I remember running into an Astros' player in a place where they sold things like beer many years ago and we talked about going through the arbitration process. Years had passed since the hearings and he still vividly recalled sitting in the room during the process.
He relayed to me, basically, you go in there thinking it is just business but all you hear is the club talking about how sorry you are. He said, and I paraphrase, it was at least three-quarter of the year before he would even speak to a club official more than saying Hi.
Maybe the Marlins do it differently, I hope that they do. But even if they do, there is nothing positive about Uggla being in the room.
Last year, of the eight teams that took players to arb hearings, only two were tight-fisted enough to do it over differences of less than $1.5 million. The Yankees took Chien-Ming Wang to arb over $600k, and then (you know where this is going) your Washington Nationals took Felipe Lopez to arb over a paltry $300k.
Now, I'm no FLop fan, but a reasonable case can be made that Lopez was unhappy here, that the arb hearing at least wasn't helpful, and that maybe things would have gone differently had we handled things better.
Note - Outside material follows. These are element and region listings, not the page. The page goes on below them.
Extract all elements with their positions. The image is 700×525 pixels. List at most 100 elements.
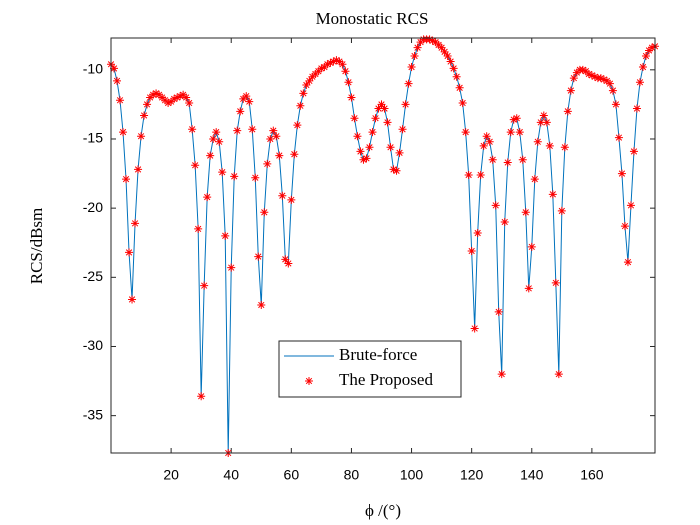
marker	[323, 60, 332, 69]
marker	[629, 147, 638, 156]
marker	[125, 248, 134, 257]
marker	[185, 99, 194, 108]
marker	[407, 63, 416, 72]
marker	[374, 104, 383, 113]
marker	[161, 96, 170, 105]
chart-title: Monostatic RCS	[316, 9, 429, 28]
marker	[302, 81, 311, 90]
marker	[176, 92, 185, 101]
marker	[200, 281, 209, 290]
marker	[236, 107, 245, 116]
marker	[539, 111, 548, 120]
marker	[536, 118, 545, 127]
marker	[260, 208, 269, 217]
y-axis-label: RCS/dBsm	[27, 208, 46, 285]
marker	[596, 74, 605, 83]
marker	[350, 114, 359, 123]
marker	[188, 125, 197, 134]
marker	[212, 128, 221, 137]
marker	[464, 170, 473, 179]
marker	[416, 38, 425, 47]
x-tick-label: 160	[580, 467, 604, 483]
marker	[590, 72, 599, 81]
y-tick-label: -25	[83, 268, 103, 284]
marker	[434, 40, 443, 49]
marker	[398, 125, 407, 134]
marker	[203, 193, 212, 202]
marker	[290, 150, 299, 159]
marker	[356, 147, 365, 156]
marker	[413, 43, 422, 52]
marker	[632, 104, 641, 113]
marker	[437, 43, 446, 52]
marker	[362, 154, 371, 163]
marker	[377, 100, 386, 109]
marker	[368, 128, 377, 137]
marker	[191, 161, 200, 170]
marker	[527, 242, 536, 251]
marker	[428, 36, 437, 45]
marker	[146, 93, 155, 102]
y-tick-label: -10	[83, 61, 103, 77]
marker	[425, 35, 434, 44]
marker	[566, 86, 575, 95]
x-tick-label: 40	[223, 467, 239, 483]
marker	[239, 94, 248, 103]
marker	[569, 74, 578, 83]
marker	[254, 252, 263, 261]
marker	[446, 57, 455, 66]
marker	[140, 111, 149, 120]
marker	[452, 72, 461, 81]
marker	[341, 67, 350, 76]
marker	[587, 71, 596, 80]
marker	[467, 247, 476, 256]
y-tick-label: -35	[83, 406, 103, 422]
marker	[401, 100, 410, 109]
marker	[296, 101, 305, 110]
marker	[263, 159, 272, 168]
marker	[338, 60, 347, 69]
marker	[113, 76, 122, 85]
y-tick-label: -15	[83, 130, 103, 146]
marker	[479, 141, 488, 150]
marker	[287, 195, 296, 204]
marker	[599, 75, 608, 84]
marker	[317, 64, 326, 73]
marker	[158, 93, 167, 102]
marker	[359, 155, 368, 164]
legend-label: The Proposed	[339, 370, 433, 389]
marker	[353, 132, 362, 141]
marker	[278, 191, 287, 200]
marker	[347, 93, 356, 102]
x-tick-label: 80	[344, 467, 360, 483]
marker	[227, 263, 236, 272]
marker	[137, 132, 146, 141]
marker	[218, 168, 227, 177]
marker	[635, 78, 644, 87]
marker	[560, 143, 569, 152]
marker	[554, 370, 563, 379]
marker	[440, 47, 449, 56]
x-axis-label: ϕ /(°)	[365, 501, 401, 520]
marker	[215, 137, 224, 146]
marker	[617, 169, 626, 178]
marker	[542, 118, 551, 127]
marker	[557, 206, 566, 215]
marker	[182, 93, 191, 102]
marker	[524, 284, 533, 293]
marker	[641, 51, 650, 60]
marker	[515, 128, 524, 137]
marker	[245, 97, 254, 106]
marker	[128, 295, 137, 304]
marker	[605, 79, 614, 88]
marker	[131, 219, 140, 228]
marker	[305, 76, 314, 85]
marker	[581, 67, 590, 76]
marker	[626, 201, 635, 210]
marker	[326, 58, 335, 67]
marker	[308, 72, 317, 81]
marker	[179, 90, 188, 99]
marker	[248, 125, 257, 134]
marker	[623, 258, 632, 267]
marker	[275, 151, 284, 160]
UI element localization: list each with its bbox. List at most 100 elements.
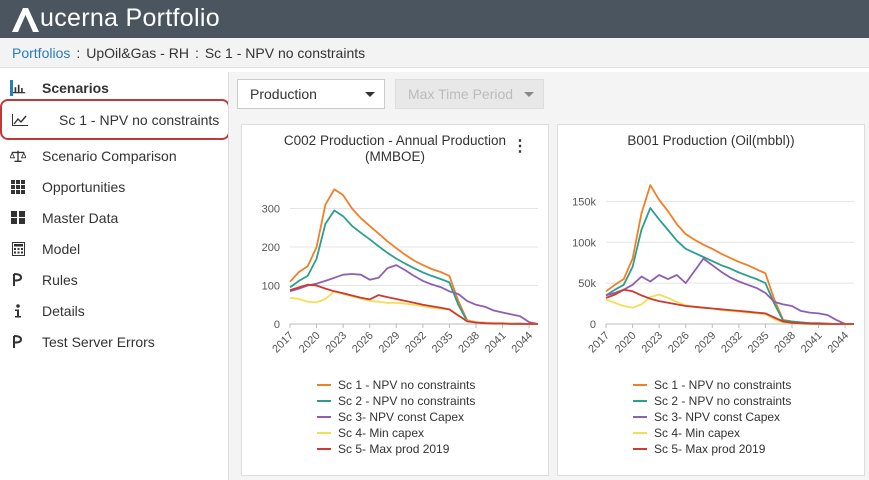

In Hill's case, the last thing we need is for him to enter the year with damaged confidence. He's always been known as a thoughtful guy who tends to beat himself up over every little thing. And I know he's been frustrating for fans, but just think what it's like for him going through surgery after surgery and rehab after rehab. Ultimately, Hill's still a pretty talented guy, with a power sinker that could make him a solid #3 or maybe even a 2. It's just not worth messing with his head or damaging your relationship with him over such chump change.
By the way, Hill should win. Five hundred thousand for a guy with three years of service time? C'mon. If he'd been ready, he'd have started on opening day last year. In 2007, he threw 97 innings of the most effective starting pitching of any Nationals pitcher not named Patterson since baseball returned to DC. And the team's spent a lot of time throwing around the word "ace" in reference to Hill (unfairly inflating expectations, BTW). The system is biased against players, so I'm not making predictions, but I really do hope the arbitrators side with Hill.